Geboren wurde Bachmann in Klagenfurt. Im Alter von 17 lebte sie mitten im Zweiten Weltkrieg ganz allein in ihrem Elternhaus. Bachmanns Mutter war mit den beiden jüngeren Geschwistern 1944 aufs Land gezogen. Bachmann blieb zurück, um ihre Matura abzulegen.
Bei einem Bombenangriff sterben ihre Nachbarn. Sie entscheidet sich, künftig nicht mehr in den Bunker zu gehen. «Der Gedanke, dort womöglich mit allen wie in einer Viehherde zugrundezugehen, ist mir schauerlich. Wenigstens im Garten. Wenigstens in der Sonne», schreibt sie in ihrem «Kriegstagebuch».
Auf der Suche nach der Sprache und der Liebe
Nach 1945 ist die deutsche Sprache die der Täter. Wie andere Schriftsteller sucht Bachmann nach Wegen, das zu reflektieren und sich ihre Muttersprache neu anzueignen. Ihr Bruder Heinz Bachmann sagt der dpa: «Eines der wichtigen Zitate meiner Schwester war: Keine neue Welt ohne neue Sprache. Das ist immer noch unglaublich aktuell.»
Sprache schafft Wirklichkeit: Das ist heute ein gängiges Argument von Menschen, die sich für geschlechtergerechte Sprache einsetzen. Bachmann vertrat es schon vor über einem halben Jahrhundert. Was würde sie wohl von entsprechenden Diskussionen halten, etwa, dass bestimmte heute als problematisch geltende Wörter in alten Werken geändert werden? Ihr Bruder sagt: «Ich weiß es nicht. Wahrscheinlich würde sie das als positiv empfinden. Eben weil sie gedrängt hat, dass sich die Sprache verändern muss, damit unsere Beziehungen sich bessern. Das war ihr ein wichtiges Anliegen.»

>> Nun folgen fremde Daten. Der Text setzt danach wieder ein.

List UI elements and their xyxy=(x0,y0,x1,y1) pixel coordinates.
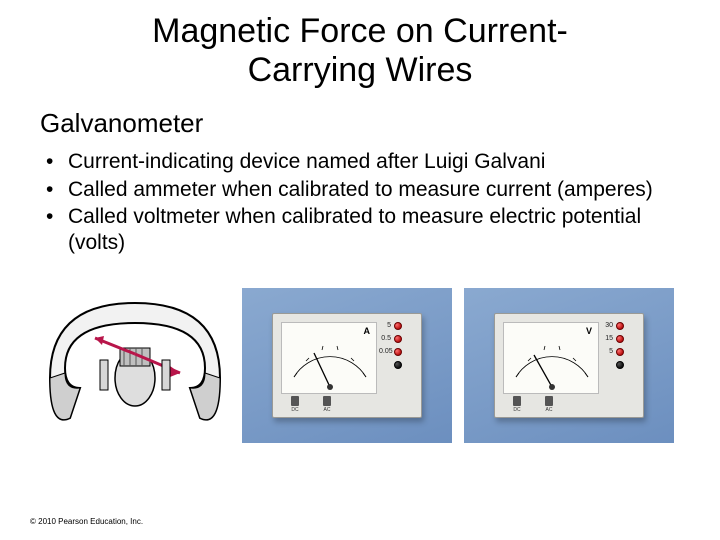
ammeter-toggles: DC AC xyxy=(291,396,331,413)
bullet-item: Called voltmeter when calibrated to meas… xyxy=(46,204,680,255)
ammeter-figure: A 5 0.5 0.0 xyxy=(242,288,452,443)
subheading: Galvanometer xyxy=(40,108,720,139)
bullet-list: Current-indicating device named after Lu… xyxy=(46,149,680,255)
bullet-item: Current-indicating device named after Lu… xyxy=(46,149,680,175)
jack-red xyxy=(394,335,402,343)
jack-red xyxy=(616,322,624,330)
title-line-2: Carrying Wires xyxy=(248,51,473,89)
jack-red xyxy=(394,348,402,356)
title-line-1: Magnetic Force on Current- xyxy=(152,12,568,50)
jack-black xyxy=(394,361,402,369)
ammeter-gauge: A xyxy=(281,322,377,394)
galvanometer-diagram xyxy=(40,278,230,443)
voltmeter-unit: V xyxy=(586,326,592,336)
voltmeter-toggles: DC AC xyxy=(513,396,553,413)
ammeter-device: A 5 0.5 0.0 xyxy=(272,313,422,418)
voltmeter-jacks: 30 15 5 xyxy=(601,322,637,369)
voltmeter-figure: V 30 15 5 xyxy=(464,288,674,443)
jack-black xyxy=(616,361,624,369)
ammeter-unit: A xyxy=(364,326,371,336)
copyright-text: © 2010 Pearson Education, Inc. xyxy=(30,517,143,526)
bullet-item: Called ammeter when calibrated to measur… xyxy=(46,177,680,203)
jack-red xyxy=(616,335,624,343)
voltmeter-device: V 30 15 5 xyxy=(494,313,644,418)
jack-red xyxy=(616,348,624,356)
slide-title: Magnetic Force on Current- Carrying Wire… xyxy=(0,0,720,90)
jack-red xyxy=(394,322,402,330)
ammeter-jacks: 5 0.5 0.05 xyxy=(379,322,415,369)
figure-row: A 5 0.5 0.0 xyxy=(40,278,720,443)
voltmeter-gauge: V xyxy=(503,322,599,394)
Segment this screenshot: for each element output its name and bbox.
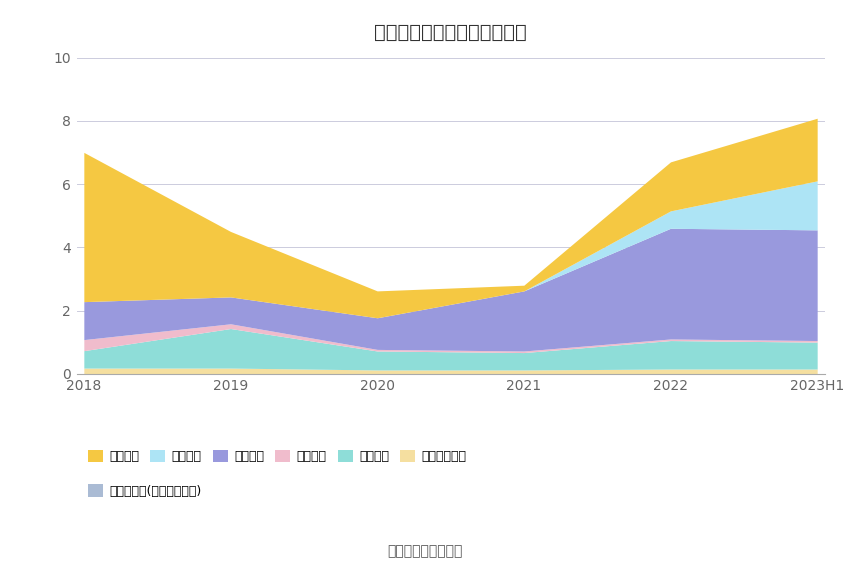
- Title: 历年主要负债堆积图（亿元）: 历年主要负债堆积图（亿元）: [374, 23, 527, 42]
- Text: 数据来源：恒生聚源: 数据来源：恒生聚源: [388, 544, 462, 558]
- Legend: 其他应付款(含利息和股利): 其他应付款(含利息和股利): [82, 479, 207, 503]
- Legend: 短期借款, 应付票据, 应付账款, 预收款项, 合同负债, 应付职工薪酬: 短期借款, 应付票据, 应付账款, 预收款项, 合同负债, 应付职工薪酬: [82, 444, 472, 468]
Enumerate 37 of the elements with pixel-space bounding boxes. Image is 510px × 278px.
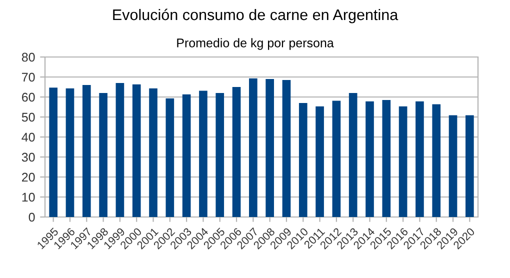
bar — [348, 93, 358, 217]
bar — [249, 78, 258, 217]
y-tick-label: 0 — [28, 212, 35, 222]
bar — [432, 104, 441, 217]
y-tick-label: 50 — [22, 112, 35, 122]
bar — [448, 115, 458, 217]
y-tick-label: 70 — [22, 72, 35, 82]
bar — [398, 106, 408, 217]
bar — [82, 85, 91, 217]
bar — [182, 94, 191, 217]
bar — [132, 84, 141, 217]
bar — [466, 115, 474, 217]
y-tick-label: 30 — [22, 152, 35, 162]
bar — [149, 88, 158, 217]
chart-subtitle: Promedio de kg por persona — [177, 38, 334, 50]
bar — [298, 103, 308, 217]
y-tick-label: 40 — [22, 132, 35, 142]
y-tick-label: 10 — [22, 192, 35, 202]
bar — [366, 101, 374, 217]
bar — [66, 88, 74, 217]
bar — [216, 93, 224, 217]
bar — [382, 100, 391, 217]
bar — [49, 88, 58, 217]
bar — [116, 83, 124, 217]
bar — [282, 80, 291, 217]
bar — [416, 101, 424, 217]
bar — [266, 79, 274, 217]
y-tick-label: 20 — [22, 172, 35, 182]
bar — [166, 98, 174, 217]
y-tick-label: 80 — [22, 52, 35, 62]
y-tick-label: 60 — [22, 92, 35, 102]
bar — [332, 100, 341, 217]
bar — [316, 106, 324, 217]
chart-title: Evolución consumo de carne en Argentina — [113, 8, 398, 24]
bar — [199, 90, 208, 217]
bar — [232, 87, 241, 217]
bar — [99, 93, 108, 217]
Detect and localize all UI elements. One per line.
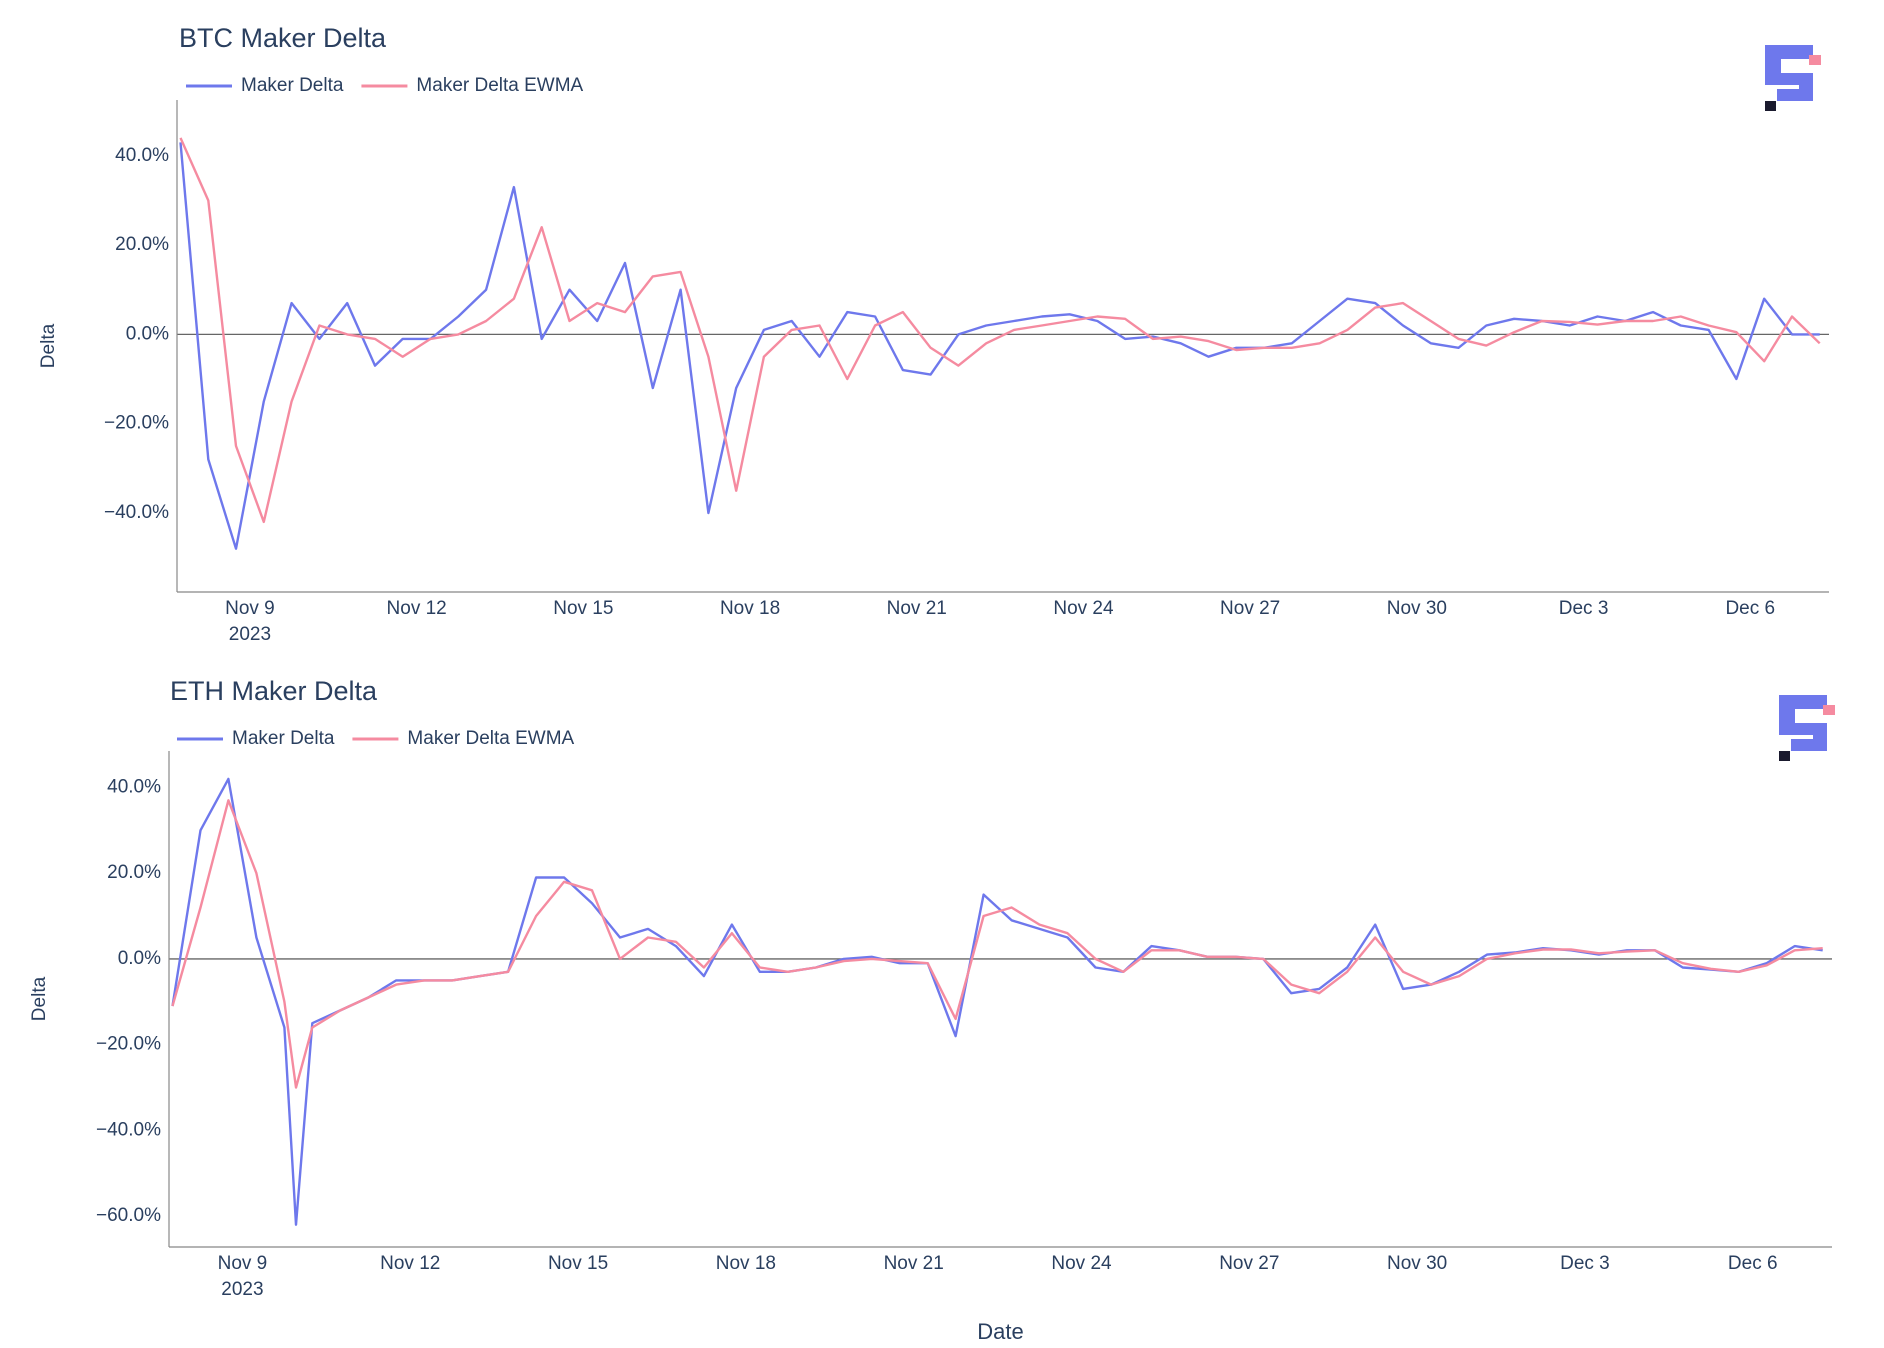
series-line <box>179 137 1821 524</box>
logo <box>1765 45 1821 111</box>
x-tick-label: Nov 30 <box>1387 598 1447 619</box>
x-tick-label: Nov 15 <box>548 1253 608 1274</box>
x-tick-label: Dec 3 <box>1560 1253 1610 1274</box>
x-tick-label: Dec 3 <box>1559 598 1609 619</box>
logo-mark <box>1765 45 1813 101</box>
legend-label: Maker Delta EWMA <box>407 728 574 749</box>
logo-dot <box>1809 55 1821 65</box>
x-tick-label: Nov 27 <box>1219 1253 1279 1274</box>
y-tick-label: 40.0% <box>107 776 161 797</box>
y-tick-label: 0.0% <box>126 323 169 344</box>
logo-dot <box>1779 751 1790 761</box>
x-tick-label: Nov 30 <box>1387 1253 1447 1274</box>
y-axis-title: Delta <box>38 323 59 368</box>
y-tick-label: −20.0% <box>96 1034 161 1055</box>
x-tick-label: Nov 24 <box>1053 598 1114 619</box>
legend-label: Maker Delta EWMA <box>416 75 583 96</box>
x-tick-label: Nov 18 <box>720 598 780 619</box>
logo-dot <box>1765 101 1776 111</box>
x-tick-label: Nov 24 <box>1051 1253 1112 1274</box>
y-tick-label: −20.0% <box>104 413 169 434</box>
x-tick-label: Dec 6 <box>1725 598 1775 619</box>
x-tick-label: Nov 12 <box>387 598 447 619</box>
logo-mark <box>1779 695 1827 751</box>
y-tick-label: 20.0% <box>107 862 161 883</box>
x-tick-label: Nov 21 <box>887 598 947 619</box>
y-tick-label: 40.0% <box>115 145 169 166</box>
x-tick-label: Dec 6 <box>1728 1253 1778 1274</box>
y-tick-label: −60.0% <box>96 1205 161 1226</box>
series-line <box>171 777 1823 1226</box>
x-axis-title: Date <box>977 1319 1023 1344</box>
x-tick-label: Nov 12 <box>380 1253 440 1274</box>
legend-label: Maker Delta <box>232 728 335 749</box>
x-tick-label: Nov 9 <box>225 598 275 619</box>
y-tick-label: −40.0% <box>96 1119 161 1140</box>
x-tick-label: Nov 27 <box>1220 598 1280 619</box>
x-tick-label: Nov 15 <box>553 598 613 619</box>
x-tick-label: Nov 18 <box>716 1253 776 1274</box>
logo <box>1779 695 1835 761</box>
x-tick-label: Nov 9 <box>218 1253 268 1274</box>
chart-title: ETH Maker Delta <box>170 676 378 706</box>
chart-title: BTC Maker Delta <box>179 23 387 53</box>
y-axis-title: Delta <box>29 976 50 1021</box>
series-line <box>179 142 1820 550</box>
series-line <box>171 799 1823 1089</box>
y-tick-label: 0.0% <box>118 948 161 969</box>
logo-dot <box>1823 705 1835 715</box>
legend-label: Maker Delta <box>241 75 344 96</box>
y-tick-label: −40.0% <box>104 502 169 523</box>
x-tick-year: 2023 <box>229 624 271 645</box>
x-tick-label: Nov 21 <box>884 1253 944 1274</box>
x-tick-year: 2023 <box>221 1279 263 1300</box>
y-tick-label: 20.0% <box>115 234 169 255</box>
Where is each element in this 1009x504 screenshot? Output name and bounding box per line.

Und tatsächlich ergründete Bachmann neue Wege, zu erzählen. Losgelöst von erzählerischen Konventionen fand sie eine ganz eigene Sprachmelodie: musikalisch, die Wörter manchmal hastend aneinander reihend, wie auf der Suche nach der richtigen Formulierung. In ihren Gedichten schuf sie beispiellose Bilder. «Dein Hut lüftet sich leis, grüßt, schwebt im Wind, dein unbedeckter Kopf hat's Wolken angetan, dein Herz hat anderswo zu tun, dein Mund verleibt sich neue Sprachen ein», beginnt etwa ihr Gedicht «Erklär mir, Liebe».
Beziehungen mit Paul Celan und Max Frisch
Den von Gewalt bestimmten Erinnerungen setzte Bachmann in ihren Texten utopische Ideen von Liebe und Freiheit entgegen. Diese verfolgte sie auch im echten Leben. Bachmann war nicht nur mit dem Dichter Paul Celan, sondern auch dem Schriftsteller Max Frisch liiert. Beide Beziehungen, das zeigen die Briefwechsel, endeten nicht gut. Frisch, der als extrem eifersüchtig galt, konnte mit der freiheitsliebenden Art seiner Partnerin nichts anfangen. Nach der Trennung verarbeitete er Details ihrer Beziehung in seinen Werken, was Bachmann als Verrat empfand. Von der Erschütterung, die die Trennung in ihr auslöst, erzählt auch Margarethe von Trottas Film «Ingeborg Bachmann – Reise in die Wüste», der am 19. Oktober in die Kinos kommt.
Zwischendurch war die Schriftstellerin abhängig von Alkohol und Beruhigungstabletten geworden. Die Tabletten sind so stark, dass sie eines Tages mutmaßlich mit brennender Zigarette einschläft. Mit schweren Brandverletzungen kommt sie ins Krankenhaus und stirbt dort einige Tage später.
Bachmann wird heute oft als kapriziöse, düstere Autorin interpretiert. Für ihren 13 Jahre jüngeren Bruder, der ein enges Verhältnis zu ihr hatte, trifft es das nicht. Woran erinnert er sich heute? «Es ist das Fröhliche, das Geschichtenerzählen, ihr Lachen, das mir geblieben ist und immer bleiben wird.»